Religious Leaders Tell President and Congress:
"The Only Mandate that Matters is God's"


Click here for "God's Mandate" (pdf file)

Click here for Prayer and Action.

Statement Signed by over 1,000 Leaders Nationwide
Reflects Consensus that Protecting God’s Creation is a Moral Issue;
Calls for Action on Climate Change

February 11, 2005 — With the Kyoto Protocol set to go into effect without U.S. support, and on the same day the Clear Skies Initiative is scheduled for markup in Congress, religious leaders around the country are joining with their brothers and sisters to tell the Bush administration and members of Congress that the only "mandate" that matters is God’s.

In their statement, more than 1000 religious leaders expressed great dismay and alarm at the administration’s erosion of protection for God’s creation. The religious leaders cited as troublesome the Bush administration’s and Congressional leaders’ refusal to take action on global climate change, their plans to weaken the Endangered Species Act, and the potential for the Clear Skies initiative to actually increase dangerous pollutants if passed. Addressing the administration’s claims to a mandate to push through their agenda, the statement says, "there was no mandate, no majority, or no ‘values’ message in this past election for the President or the Congress to roll back and oppose programs that care for God’s Creation."

Tim Kautza, science and environmental education specialist of the National Catholic Rural Life Conference, said that while the majority of religious Americans voted for President Bush, that vote wasn’t a green light to pollute the air, accelerate species extinction and turn our backs on our responsibility to stop global warming. "We answer to a higher power, and want to remind all religious people, Republicans, Democrats and the White House, of our covenant with God to care for Creation," he said.
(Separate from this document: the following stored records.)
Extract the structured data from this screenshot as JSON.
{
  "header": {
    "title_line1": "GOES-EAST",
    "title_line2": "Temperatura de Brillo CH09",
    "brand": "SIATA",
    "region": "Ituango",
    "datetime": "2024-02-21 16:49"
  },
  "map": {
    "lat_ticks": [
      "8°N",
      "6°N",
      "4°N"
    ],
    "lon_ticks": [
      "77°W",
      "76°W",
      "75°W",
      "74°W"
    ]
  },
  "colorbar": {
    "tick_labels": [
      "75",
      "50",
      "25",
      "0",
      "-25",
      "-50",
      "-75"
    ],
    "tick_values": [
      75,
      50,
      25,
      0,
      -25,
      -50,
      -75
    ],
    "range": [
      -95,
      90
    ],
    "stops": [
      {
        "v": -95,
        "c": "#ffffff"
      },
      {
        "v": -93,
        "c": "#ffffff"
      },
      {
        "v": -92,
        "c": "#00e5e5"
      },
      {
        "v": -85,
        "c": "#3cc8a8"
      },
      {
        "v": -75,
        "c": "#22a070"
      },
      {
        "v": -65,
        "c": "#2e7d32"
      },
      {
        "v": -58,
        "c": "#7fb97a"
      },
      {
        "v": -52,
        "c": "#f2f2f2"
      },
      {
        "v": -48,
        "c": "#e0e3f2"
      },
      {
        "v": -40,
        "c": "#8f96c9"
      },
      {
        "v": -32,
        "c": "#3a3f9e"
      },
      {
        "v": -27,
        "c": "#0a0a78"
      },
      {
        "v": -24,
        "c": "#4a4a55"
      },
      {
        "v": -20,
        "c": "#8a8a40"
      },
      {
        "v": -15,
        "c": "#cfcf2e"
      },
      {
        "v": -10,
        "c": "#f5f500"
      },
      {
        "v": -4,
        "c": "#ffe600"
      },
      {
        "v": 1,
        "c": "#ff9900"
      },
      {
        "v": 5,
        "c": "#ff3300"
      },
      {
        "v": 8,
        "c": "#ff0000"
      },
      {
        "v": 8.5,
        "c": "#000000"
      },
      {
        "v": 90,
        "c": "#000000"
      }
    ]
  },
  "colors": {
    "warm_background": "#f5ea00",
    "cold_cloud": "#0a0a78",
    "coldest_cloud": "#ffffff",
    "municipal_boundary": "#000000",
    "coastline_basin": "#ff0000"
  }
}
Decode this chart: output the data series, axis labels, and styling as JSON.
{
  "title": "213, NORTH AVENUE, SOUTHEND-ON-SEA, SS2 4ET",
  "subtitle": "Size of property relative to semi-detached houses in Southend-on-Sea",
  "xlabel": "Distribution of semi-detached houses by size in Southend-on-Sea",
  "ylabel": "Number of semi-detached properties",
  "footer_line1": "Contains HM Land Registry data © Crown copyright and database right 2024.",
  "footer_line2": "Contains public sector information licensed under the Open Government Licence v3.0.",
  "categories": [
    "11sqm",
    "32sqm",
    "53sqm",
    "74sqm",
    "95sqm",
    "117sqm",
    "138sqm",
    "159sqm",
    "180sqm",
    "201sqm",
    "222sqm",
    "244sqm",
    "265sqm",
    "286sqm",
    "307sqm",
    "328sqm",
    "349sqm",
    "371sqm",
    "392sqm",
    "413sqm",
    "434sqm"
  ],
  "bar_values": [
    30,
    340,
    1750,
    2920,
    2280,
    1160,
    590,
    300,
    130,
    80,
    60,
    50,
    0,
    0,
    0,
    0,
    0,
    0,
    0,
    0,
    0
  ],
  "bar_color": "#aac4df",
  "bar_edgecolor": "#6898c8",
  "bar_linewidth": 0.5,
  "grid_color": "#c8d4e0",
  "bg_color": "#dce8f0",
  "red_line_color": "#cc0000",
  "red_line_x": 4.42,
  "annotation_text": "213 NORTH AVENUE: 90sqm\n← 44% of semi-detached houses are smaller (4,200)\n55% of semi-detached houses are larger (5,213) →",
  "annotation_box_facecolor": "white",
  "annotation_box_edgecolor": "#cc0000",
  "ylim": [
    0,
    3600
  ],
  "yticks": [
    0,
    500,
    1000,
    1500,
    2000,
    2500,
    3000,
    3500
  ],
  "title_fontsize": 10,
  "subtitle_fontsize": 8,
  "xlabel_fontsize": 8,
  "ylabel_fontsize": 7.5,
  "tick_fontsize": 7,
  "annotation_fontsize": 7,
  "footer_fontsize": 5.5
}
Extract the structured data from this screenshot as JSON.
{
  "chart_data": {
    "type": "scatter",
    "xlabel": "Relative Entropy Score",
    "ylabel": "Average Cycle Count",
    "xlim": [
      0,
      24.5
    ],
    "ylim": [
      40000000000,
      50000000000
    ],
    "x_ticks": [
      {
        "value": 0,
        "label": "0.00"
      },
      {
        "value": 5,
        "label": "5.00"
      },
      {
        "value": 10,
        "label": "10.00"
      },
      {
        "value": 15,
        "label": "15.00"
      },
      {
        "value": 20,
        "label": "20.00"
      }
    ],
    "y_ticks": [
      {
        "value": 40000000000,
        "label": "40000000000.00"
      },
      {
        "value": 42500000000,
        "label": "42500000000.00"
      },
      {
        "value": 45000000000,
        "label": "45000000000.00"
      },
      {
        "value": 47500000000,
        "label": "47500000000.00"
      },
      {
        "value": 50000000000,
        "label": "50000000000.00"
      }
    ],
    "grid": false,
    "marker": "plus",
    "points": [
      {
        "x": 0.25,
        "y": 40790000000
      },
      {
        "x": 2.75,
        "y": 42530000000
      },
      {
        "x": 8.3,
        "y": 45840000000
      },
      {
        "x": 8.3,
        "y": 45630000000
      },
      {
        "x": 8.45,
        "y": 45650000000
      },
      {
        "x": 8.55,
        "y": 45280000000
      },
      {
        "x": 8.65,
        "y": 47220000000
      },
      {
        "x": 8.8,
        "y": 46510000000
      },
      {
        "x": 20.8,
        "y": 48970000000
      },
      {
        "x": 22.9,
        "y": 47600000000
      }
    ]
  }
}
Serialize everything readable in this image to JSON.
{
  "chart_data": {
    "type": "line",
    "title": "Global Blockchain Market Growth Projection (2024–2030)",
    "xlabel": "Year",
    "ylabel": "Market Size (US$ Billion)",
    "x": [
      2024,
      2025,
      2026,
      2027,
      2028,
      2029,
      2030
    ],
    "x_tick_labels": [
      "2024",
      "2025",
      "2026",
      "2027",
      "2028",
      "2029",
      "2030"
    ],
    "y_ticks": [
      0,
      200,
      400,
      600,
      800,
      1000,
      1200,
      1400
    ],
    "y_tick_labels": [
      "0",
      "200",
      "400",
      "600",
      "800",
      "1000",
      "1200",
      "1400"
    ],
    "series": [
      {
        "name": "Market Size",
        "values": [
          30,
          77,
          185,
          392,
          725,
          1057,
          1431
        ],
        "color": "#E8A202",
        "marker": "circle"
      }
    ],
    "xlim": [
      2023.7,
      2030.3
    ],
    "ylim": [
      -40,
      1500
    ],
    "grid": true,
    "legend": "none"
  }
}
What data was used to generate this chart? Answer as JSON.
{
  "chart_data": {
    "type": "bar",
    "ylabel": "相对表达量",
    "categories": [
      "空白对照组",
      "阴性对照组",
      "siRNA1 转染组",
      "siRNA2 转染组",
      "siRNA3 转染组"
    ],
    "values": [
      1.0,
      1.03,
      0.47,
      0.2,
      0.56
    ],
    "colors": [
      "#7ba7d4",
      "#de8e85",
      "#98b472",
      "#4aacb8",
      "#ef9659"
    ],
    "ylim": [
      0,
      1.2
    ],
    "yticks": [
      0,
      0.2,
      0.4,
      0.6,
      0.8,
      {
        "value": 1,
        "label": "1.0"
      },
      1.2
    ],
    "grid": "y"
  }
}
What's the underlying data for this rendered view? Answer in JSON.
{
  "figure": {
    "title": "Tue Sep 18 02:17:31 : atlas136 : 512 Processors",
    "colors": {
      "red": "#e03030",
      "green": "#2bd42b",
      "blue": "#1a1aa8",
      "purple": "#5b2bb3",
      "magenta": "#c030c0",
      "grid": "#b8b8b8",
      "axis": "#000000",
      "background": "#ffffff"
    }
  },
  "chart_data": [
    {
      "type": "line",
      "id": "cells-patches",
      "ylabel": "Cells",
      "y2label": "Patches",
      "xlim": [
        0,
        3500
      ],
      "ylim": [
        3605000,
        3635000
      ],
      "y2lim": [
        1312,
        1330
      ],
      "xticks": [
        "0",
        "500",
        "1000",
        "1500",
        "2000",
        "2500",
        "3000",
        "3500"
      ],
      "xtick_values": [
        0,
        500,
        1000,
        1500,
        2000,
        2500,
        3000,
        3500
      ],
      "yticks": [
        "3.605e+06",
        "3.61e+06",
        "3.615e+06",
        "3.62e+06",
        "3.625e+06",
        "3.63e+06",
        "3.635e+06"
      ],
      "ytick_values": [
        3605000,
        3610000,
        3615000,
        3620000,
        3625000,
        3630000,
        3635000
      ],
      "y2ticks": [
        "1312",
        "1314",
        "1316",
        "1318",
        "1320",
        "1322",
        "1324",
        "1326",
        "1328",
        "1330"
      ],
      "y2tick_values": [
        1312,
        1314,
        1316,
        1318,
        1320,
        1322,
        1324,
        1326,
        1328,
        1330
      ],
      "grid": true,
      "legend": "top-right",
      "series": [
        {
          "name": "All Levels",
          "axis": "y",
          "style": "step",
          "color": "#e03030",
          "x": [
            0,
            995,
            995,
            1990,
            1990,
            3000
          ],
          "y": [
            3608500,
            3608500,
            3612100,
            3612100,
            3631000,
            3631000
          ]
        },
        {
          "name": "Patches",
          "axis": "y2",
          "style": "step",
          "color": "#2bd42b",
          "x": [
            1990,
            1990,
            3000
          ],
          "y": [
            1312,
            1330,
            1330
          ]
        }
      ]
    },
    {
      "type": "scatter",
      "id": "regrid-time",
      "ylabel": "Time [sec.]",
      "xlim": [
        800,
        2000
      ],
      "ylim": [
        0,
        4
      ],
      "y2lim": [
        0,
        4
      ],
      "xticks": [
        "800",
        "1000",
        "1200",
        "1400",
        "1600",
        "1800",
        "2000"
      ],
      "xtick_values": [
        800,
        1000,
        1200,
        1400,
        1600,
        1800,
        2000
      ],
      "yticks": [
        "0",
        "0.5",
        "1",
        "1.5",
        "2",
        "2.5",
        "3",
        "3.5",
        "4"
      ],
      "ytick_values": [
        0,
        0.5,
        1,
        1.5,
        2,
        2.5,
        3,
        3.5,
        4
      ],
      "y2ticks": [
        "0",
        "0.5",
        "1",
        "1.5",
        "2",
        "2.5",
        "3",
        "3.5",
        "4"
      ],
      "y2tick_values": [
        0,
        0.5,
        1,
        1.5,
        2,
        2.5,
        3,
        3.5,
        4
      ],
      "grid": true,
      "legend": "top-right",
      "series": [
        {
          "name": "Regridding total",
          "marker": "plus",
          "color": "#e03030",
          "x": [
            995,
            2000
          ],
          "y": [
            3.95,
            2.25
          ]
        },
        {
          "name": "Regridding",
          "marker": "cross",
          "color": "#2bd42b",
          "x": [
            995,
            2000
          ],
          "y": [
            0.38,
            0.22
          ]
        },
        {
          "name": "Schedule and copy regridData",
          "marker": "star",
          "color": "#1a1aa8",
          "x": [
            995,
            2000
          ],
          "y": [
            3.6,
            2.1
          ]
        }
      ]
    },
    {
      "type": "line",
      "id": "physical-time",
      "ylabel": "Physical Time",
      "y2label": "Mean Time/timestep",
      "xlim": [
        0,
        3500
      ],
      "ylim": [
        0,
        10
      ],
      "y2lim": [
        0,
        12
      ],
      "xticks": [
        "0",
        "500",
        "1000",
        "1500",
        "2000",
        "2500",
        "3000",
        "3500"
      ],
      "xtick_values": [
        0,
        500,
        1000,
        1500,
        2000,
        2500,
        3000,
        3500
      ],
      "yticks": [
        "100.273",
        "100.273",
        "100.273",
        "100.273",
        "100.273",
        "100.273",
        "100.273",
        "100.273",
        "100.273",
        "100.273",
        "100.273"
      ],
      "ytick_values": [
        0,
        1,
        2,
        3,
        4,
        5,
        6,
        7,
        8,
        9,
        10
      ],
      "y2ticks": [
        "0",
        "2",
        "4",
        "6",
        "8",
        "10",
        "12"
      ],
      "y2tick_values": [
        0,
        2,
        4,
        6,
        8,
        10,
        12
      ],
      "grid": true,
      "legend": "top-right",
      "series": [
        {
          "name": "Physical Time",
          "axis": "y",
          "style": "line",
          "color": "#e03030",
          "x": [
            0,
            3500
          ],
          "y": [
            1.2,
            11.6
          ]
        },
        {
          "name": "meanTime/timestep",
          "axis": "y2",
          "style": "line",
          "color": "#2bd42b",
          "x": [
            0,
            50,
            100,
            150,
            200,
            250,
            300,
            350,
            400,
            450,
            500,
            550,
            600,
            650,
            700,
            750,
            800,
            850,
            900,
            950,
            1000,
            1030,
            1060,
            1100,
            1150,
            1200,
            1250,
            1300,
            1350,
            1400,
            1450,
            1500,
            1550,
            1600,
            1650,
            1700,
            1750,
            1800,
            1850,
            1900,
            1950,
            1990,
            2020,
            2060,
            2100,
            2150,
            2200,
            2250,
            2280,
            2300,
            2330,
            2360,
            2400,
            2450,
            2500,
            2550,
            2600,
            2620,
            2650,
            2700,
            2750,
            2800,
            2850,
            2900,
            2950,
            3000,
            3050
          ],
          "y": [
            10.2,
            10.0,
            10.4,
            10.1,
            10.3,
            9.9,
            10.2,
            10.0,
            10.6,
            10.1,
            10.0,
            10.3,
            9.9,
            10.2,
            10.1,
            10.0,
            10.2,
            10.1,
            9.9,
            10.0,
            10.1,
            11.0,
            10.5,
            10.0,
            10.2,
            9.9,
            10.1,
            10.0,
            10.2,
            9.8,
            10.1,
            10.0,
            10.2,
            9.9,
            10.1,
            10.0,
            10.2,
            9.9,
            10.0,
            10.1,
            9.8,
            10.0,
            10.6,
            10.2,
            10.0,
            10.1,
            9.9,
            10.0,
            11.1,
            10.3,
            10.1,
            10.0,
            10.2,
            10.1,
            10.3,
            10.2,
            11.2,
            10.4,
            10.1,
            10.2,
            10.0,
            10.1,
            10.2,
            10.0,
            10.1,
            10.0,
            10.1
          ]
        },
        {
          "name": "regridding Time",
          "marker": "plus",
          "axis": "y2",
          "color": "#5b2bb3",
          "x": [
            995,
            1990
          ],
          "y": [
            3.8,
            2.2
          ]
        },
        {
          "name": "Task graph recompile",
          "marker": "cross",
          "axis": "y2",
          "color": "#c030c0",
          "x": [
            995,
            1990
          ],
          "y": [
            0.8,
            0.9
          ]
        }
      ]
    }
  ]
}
Catholic leaders comprised nearly a third of those supporting the statement, including Most Reverend Thomas Gumbleton, auxiliary bishop of the Archdiocese of Detroit, 18 religious communities and congregations, 60 committees and ministries of religious communities, 15 justice-related diocesan offices, and more than 200 other individual Catholics from 37 states.

The letter, officially released and delivered to the White House on Friday, February 11, will be delivered to all Senators February 15th. On the following day, February 16th, congregants, pastors and rabbis will contact their senators and the White House as part of a National Day of Prayer and Action to remind them of our moral obligation to protect Creation. An education piece about the religious mandate will be sent to 250,000 clergy and congregational leaders and there will also be a prominent issue advertisement concerning climate change placed in Roll Cal and the Faithful America network.

This statement comes at the heels of a recent poll by the Pew Forum on Religion and Public Life showing a strong support on environmental protection among people of faith. The poll also found that in setting national priorities, 53 percent place the environment above other issues including abortion (46 percent) and same-sex marriage (33 percent).

"We may come from distinct faith perspectives, but we are united behind our belief that the only mandate that matters is God’s," said Kautza. "God is clear in the Bible that humans should protect Creation, including children and the elderly. Clear Skies in particular, challenges this principle by not protecting our children now from harmful mercury pollution. And, we must protect future generations from the dangers of global warming."

Several passages in the Bible support this mandate: the Psalms outlines a paramount obligation to "defend the poor and the orphan" (Ps 82:3), while Genesis commands us to "till and tend the garden" (Gen 2:15) and states we have an obligation, in prudence and precaution, to sustain the future well-being of all life on Earth, God’s "covenant which I make between me and you and every living creature for perpetual generations." (Gen 9:12).

The National Catholic Rural Life Conference is a membership organization grounded in a spiritual tradition that brings together the Church, care of community and care of creation.